Wherein U is_rep(q) is the repulsive field generated by the obstacle at position q, k_repIs the repulsion coefficient of the obstacle, the larger the repulsion coefficient is, the stronger the repulsion around the obstacle is, q-q₀The distance between the current position coordinate and the obstacle is the repulsive force field range of the obstacle, and the repulsive force field range is p₀Beyond which the robot does not experience the repulsive force of the obstacle;

further comprising:

constructing a domain potential field for a locally stable point condition

Wherein U is_str(q) is the field potential field, k_strIs a strong attractive force index, which is greater than k_att，q-q_gFor the distance between the current position coordinates and the target point, a range field p is provided_sStrong attraction of the target point can be sensed in the range;

2. The method for robot path planning based on artificial potential field and reinforcement learning of claim 1, wherein the method for robot path planning based on artificial potential field and reinforcement learning is an intelligent algorithm optimization method for non-convex obstacles, and comprises the following steps: and further learning the intelligent agent which learns the preliminary strategy in the step two aiming at the specific local stable point condition, and learning and processing the environment of the complex condition.
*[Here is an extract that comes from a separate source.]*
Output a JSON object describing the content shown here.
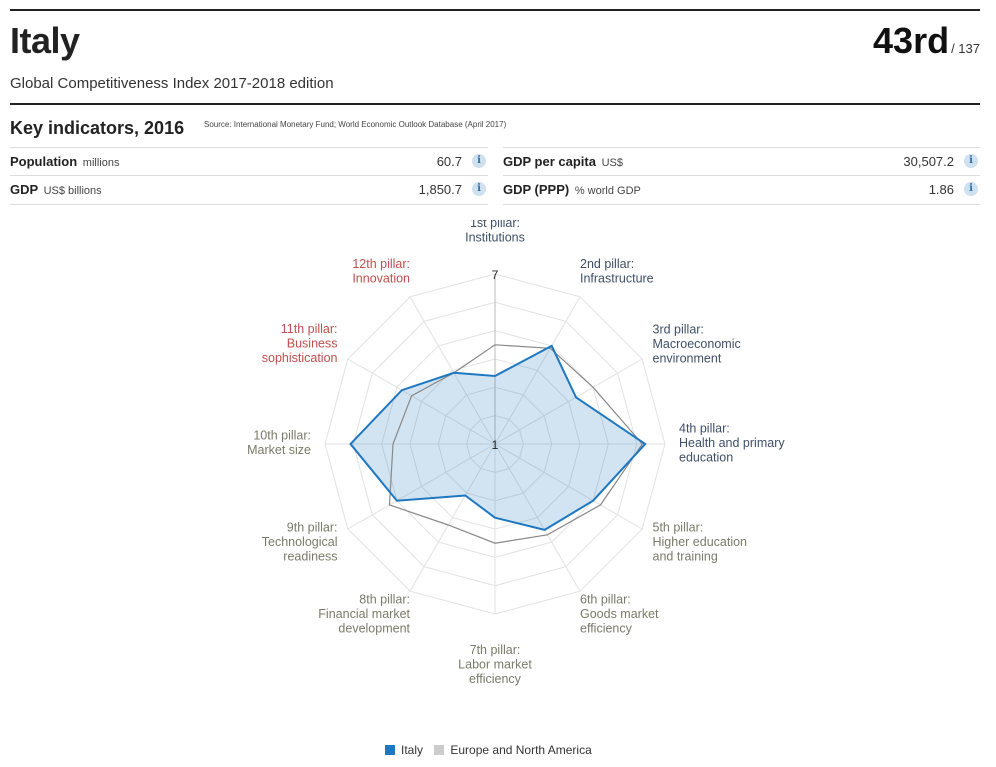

3. The method for robot path planning based on artificial potential field and reinforcement learning of claim 1, wherein in the second step, the reinforcement learning is pre-trained in a domain-artificial potential field to obtain a strategy for reinforcement learning, and the steps are as follows:

1) establishing a Q function to calculate an award value, obtaining the award when the intelligent agent avoids the obstacle and arrives at the target point, predicting a total award value obtained by the Q function according to the current strategy till the iteration is finished under the current action and state, wherein the process that the intelligent agent obtains the award value is as follows:

Q^π(s,a)＝E[r|s_t＝s,a_t＝a,π]

training was performed using the following loss function:

L(θ_i)＝E_s,a,r,s′[(Y_i-Q(s,a|θ_i))²]

4. The method of claim 3, wherein the deep neural network has inputs a, s and an output as a reward value.

5. The method for robot path planning based on artificial potential field and reinforcement learning of claim 3, wherein training is performed while using an e-greedy method, each time the agent selects a new behavior, a random behavior is selected with a probability of greedy selection coefficient e, and an action corresponding to the best behavior at the current time, i.e., the maximum reward value, is selected with a probability of 1-e.

6. The method for robot path planning based on artificial potential field and reinforcement learning of claim 1, wherein for a local stable point situation, the potential field is a superposition of an attraction field, a repulsion field and a domain potential field.

7. The robot path planning method based on the artificial potential field and the reinforcement learning of any one of claims 1 to 6, which is used for path planning of industrial intelligent storage robots.